I will give space to the local fishermen/hunters so I do not scare anything away. I understand Kānaka Maoli communities feed their families this way.
I will support Indigenous owned businesses and will only patron legal licensed visitor accomidations.
I understand that even barely brushing coral, can kill an entire colony.
I will honor closures for Indigenous purposes and or Native species.
I will only use “reef safe” sunscreens and bug repellents, free of oxybenzone and parabens to avoid ecosystem contamination.
Creating Trails and cutting plants is illegal in Hawai'i without a permit
I will not touch or damage rock art or make my own. These images hold a paramount of significance to the Indigenous People of the land.
I will pack my trash and will even pick up the trash of others I may pass along the way.
I will look for welcoming signage letting me know that an area is public and safe and I will always obey appropriate signage for the safety of myself and others. I understand that staying on marked trails and roads is the best ethical choice.
(Nā Ala Hele Trails- Quick Links Page)
I will not take or remove cultural objects as souvenirs, I will leave the items in their place of rest and that are now part of the landscape.
I will clean and decontaminate all of my footwear and hiking gear with 70% alcohol or a 10% bleach solution to prevent disease spread and stop other invasive species from spreading. Hawai'i holds 44% of The U.S.ʻs endangered species.

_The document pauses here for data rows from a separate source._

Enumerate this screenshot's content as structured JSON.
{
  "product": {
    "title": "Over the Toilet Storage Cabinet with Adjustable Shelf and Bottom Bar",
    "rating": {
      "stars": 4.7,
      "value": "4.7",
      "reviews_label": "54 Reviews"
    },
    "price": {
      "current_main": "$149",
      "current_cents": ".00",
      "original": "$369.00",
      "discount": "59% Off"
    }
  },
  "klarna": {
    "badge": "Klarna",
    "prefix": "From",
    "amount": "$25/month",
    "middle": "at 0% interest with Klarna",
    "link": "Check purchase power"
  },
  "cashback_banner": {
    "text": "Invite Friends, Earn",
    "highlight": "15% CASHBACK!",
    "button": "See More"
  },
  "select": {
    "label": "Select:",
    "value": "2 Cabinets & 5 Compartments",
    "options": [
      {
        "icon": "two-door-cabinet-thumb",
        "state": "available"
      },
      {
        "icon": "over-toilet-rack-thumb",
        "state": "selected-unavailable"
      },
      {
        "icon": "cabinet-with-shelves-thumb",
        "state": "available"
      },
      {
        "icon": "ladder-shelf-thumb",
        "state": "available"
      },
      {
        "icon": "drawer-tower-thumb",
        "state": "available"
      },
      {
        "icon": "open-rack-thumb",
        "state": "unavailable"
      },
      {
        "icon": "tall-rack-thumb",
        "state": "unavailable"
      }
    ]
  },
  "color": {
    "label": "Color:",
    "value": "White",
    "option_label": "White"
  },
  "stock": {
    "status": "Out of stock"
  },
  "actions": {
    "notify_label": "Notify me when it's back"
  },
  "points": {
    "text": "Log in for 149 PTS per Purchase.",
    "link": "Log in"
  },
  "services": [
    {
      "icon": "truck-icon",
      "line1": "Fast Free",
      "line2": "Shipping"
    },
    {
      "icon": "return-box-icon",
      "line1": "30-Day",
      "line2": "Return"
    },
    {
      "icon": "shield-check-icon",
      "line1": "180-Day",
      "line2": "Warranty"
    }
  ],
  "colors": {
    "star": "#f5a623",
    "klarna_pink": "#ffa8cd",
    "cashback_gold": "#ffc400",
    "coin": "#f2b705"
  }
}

I will protect special places by never geotagging them on social media. Not to gate keep but to make sure the space can handle the foot traffic and is managed/protected with conservation funding.
I will sign the Mokulē'ia revocable permit before climbing, honor all rules required by permit and follow all DLNR laws for the area.
(HCC Permit- Quick Links Page)
I will promise that first ascents are never more important than Non-Renewable Cultural Resources.
I will not Stack Rocks or take apart rock walls as it is offensive to native peoples.
I will always share aloha, kindness, and respect as I enjoy this special experience with others. Remember ALOHA is a two way street.
Kānaka Climbers has Partnered and Co-Founded The Indigenous Field Guide to create an Indigenous focused Pledge
for Turtle Island and the Pacific. If you are actively looking for ways to recreate more responsibly throughout the World check it out.
Geotagging and Access
Geotagging isn’t something that Hawaiians (kānaka) or locals encourage. Our landscapes are full of ENDEMIC and ENDANGERED flora and fauna, and culturally sensitive areas. Our islands and various hiking locations are under an immense physical pressure from overuse.
Again, please do not share geo-tags, GPS coordinates, or locations of climbing or hiking in areas that are culturally or environmentally sensitive (or illegal) as this can attract unwanted attention to these unmanaged sites. If you haven't taken the time to learn about the area, we don't recommend going.
Access concerns: Every climbing location in Hawai’i is access sensitive. Please do not post directions or geotag photos. This website does not give you permission to access any lands, either public or private. Recreate responsibly and enter at your own risk, and remember YOU represent the entire outdoor community. If a member of the general public or state agency asks you to leave, it is best to go.
"As hikers, climbers, and outdoors enthusiasts, we love that access to America's Public Lands allows us to pursue these activities, but for non-Native people, it is too easy to forget that these public lands were created through the violent dispossession of millions of indigenous people - the system is designed to make us forget. As long as we continue to accept Indigenous erasure as the status quo, we continue to be complicit in the ongoing colonial project in the United States."